Embora nenhuma evidência tenha surgido de que as forças russas usaram armas químicas na Síria, os pesquisadores acreditam que Putin permitiu que al-Assad o fizesse.
“É absolutamente certo que o governo russo pelo menos sabe e provavelmente facilitou o uso de armas químicas pelos sírios, principalmente ataques de cloro”, disse Schneider.
Não há indícios de que armas químicas tenham sido usadas na Ucrânia, mas observando a guerra lá, muitos sírios veem sinais de que Putin está empregando partes da cartilha da Síria.
Guerra Rússia-Ucrânia: principais coisas a saber
Os russos “estão dispostos a devorar o verde e o seco”, disse Radwan Alhomsy, ativista sírio no sul da Turquia, usando uma expressão árabe que significa destruir tudo. “Eles não se importam com a comunidade internacional ou qualquer outra coisa. Vimos isso na Síria. Incendiar escolas não é novidade para nós. É a terra que eles querem tomar, e eles vão tomá-la.”
Analistas europeus apontam as diferenças entre as guerras na Síria e na Ucrânia que podem levar a diferentes respostas ocidentais. Ao contrário de Putin, al-Assad lutou para recuperar o controle de seu próprio país, não para assumir um de seus vizinhos.
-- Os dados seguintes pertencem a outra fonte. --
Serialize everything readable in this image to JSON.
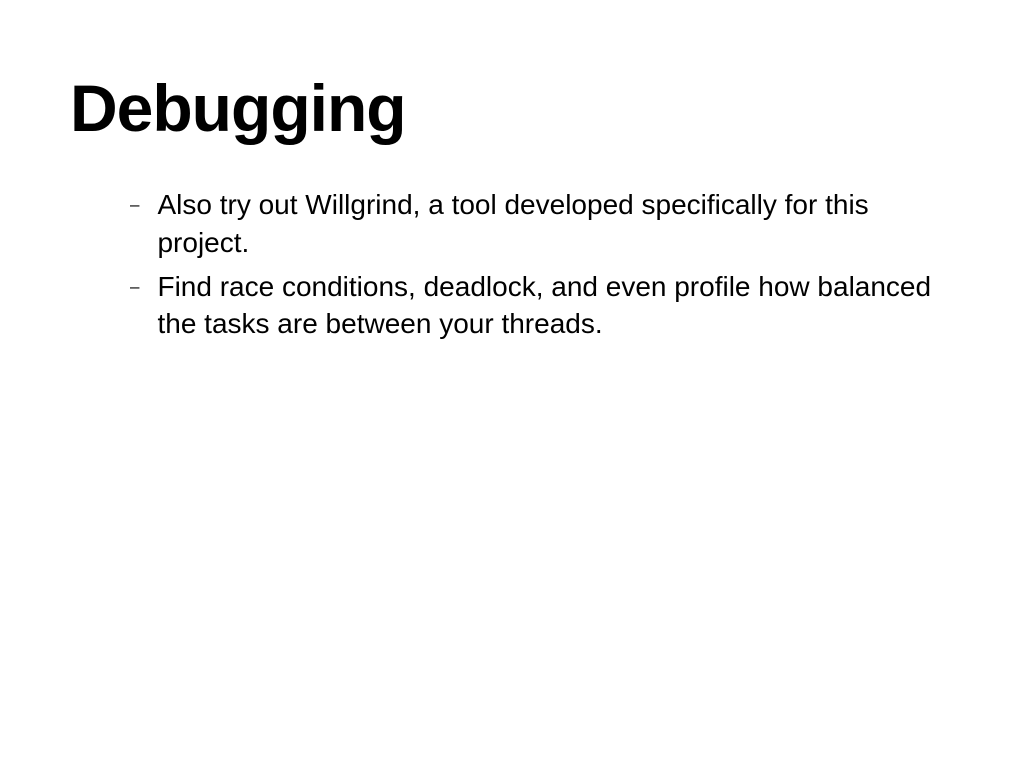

Ao contrário da Síria, a Rússia é uma potência com armas nucleares, complicando a questão da intervenção militar.
E enquanto os Estados Unidos e seus aliados europeus em grande parte deixam al-Assad usar armas químicas no Oriente Médio, Putin fazendo isso no continente europeu provavelmente causaria maior alarme e provocaria uma resposta mais dura.
“Se Putin pensa que será tratado como al-Assad, está errado porque não é al-Assad e isto não é a Síria”, disse Patricia Lewis, diretora do programa de segurança internacional da Chatham House.
Ainda assim, Putin poderia se consolar com a sobrevivência de al-Assad: como o Ocidente continuou acreditando erroneamente que a queda de al-Assad era inevitável, e como ele se agarrou ao poder apesar das sanções que estrangularam sua economia e empobreceram seu povo.
Emile Hokayem, analista do Oriente Médio do Instituto Internacional de Estudos Estratégicos, alertou sobre duas estratégias usadas na Síria que os russos poderiam empregar na Ucrânia.
Um deles foi o envolvimento da Rússia na diplomacia internacional destinada a acabar com a violência como forma de distrair o Ocidente da guerra no terreno. Outra foi a criação deliberada de uma crise de refugiados para atolar a Europa e esgotar seus recursos.
“Criar uma catástrofe humanitária é parte da estratégia de guerra, não um efeito secundário, porque é assim que você transfere o fardo para o outro lado”, disse ele.
Muitos refugiados sírios estão assistindo à guerra na Ucrânia de campos pobres no Oriente Médio ou de cidades europeias onde lutam para começar uma nova vida.
Enquanto alguns se sentem amargos com o calor demonstrado aos ucranianos em fuga, os sírios também se lembram de sua própria guerra e esperam que os ucranianos se saiam melhor do que eles.
“Fomos deixados sozinhos para enfrentar nosso destino”, disse Mansour Abu al-Kheir, que sobreviveu a dois ataques químicos a leste de Damasco antes de fugir como refugiado para o sul da Turquia. “Espero que isso não aconteça com os ucranianos.”
Cora Engelbrecht contribuiu com relatórios de Londres, e Hwaida Saad e Asmaa al-Omar de Beirute, Líbano.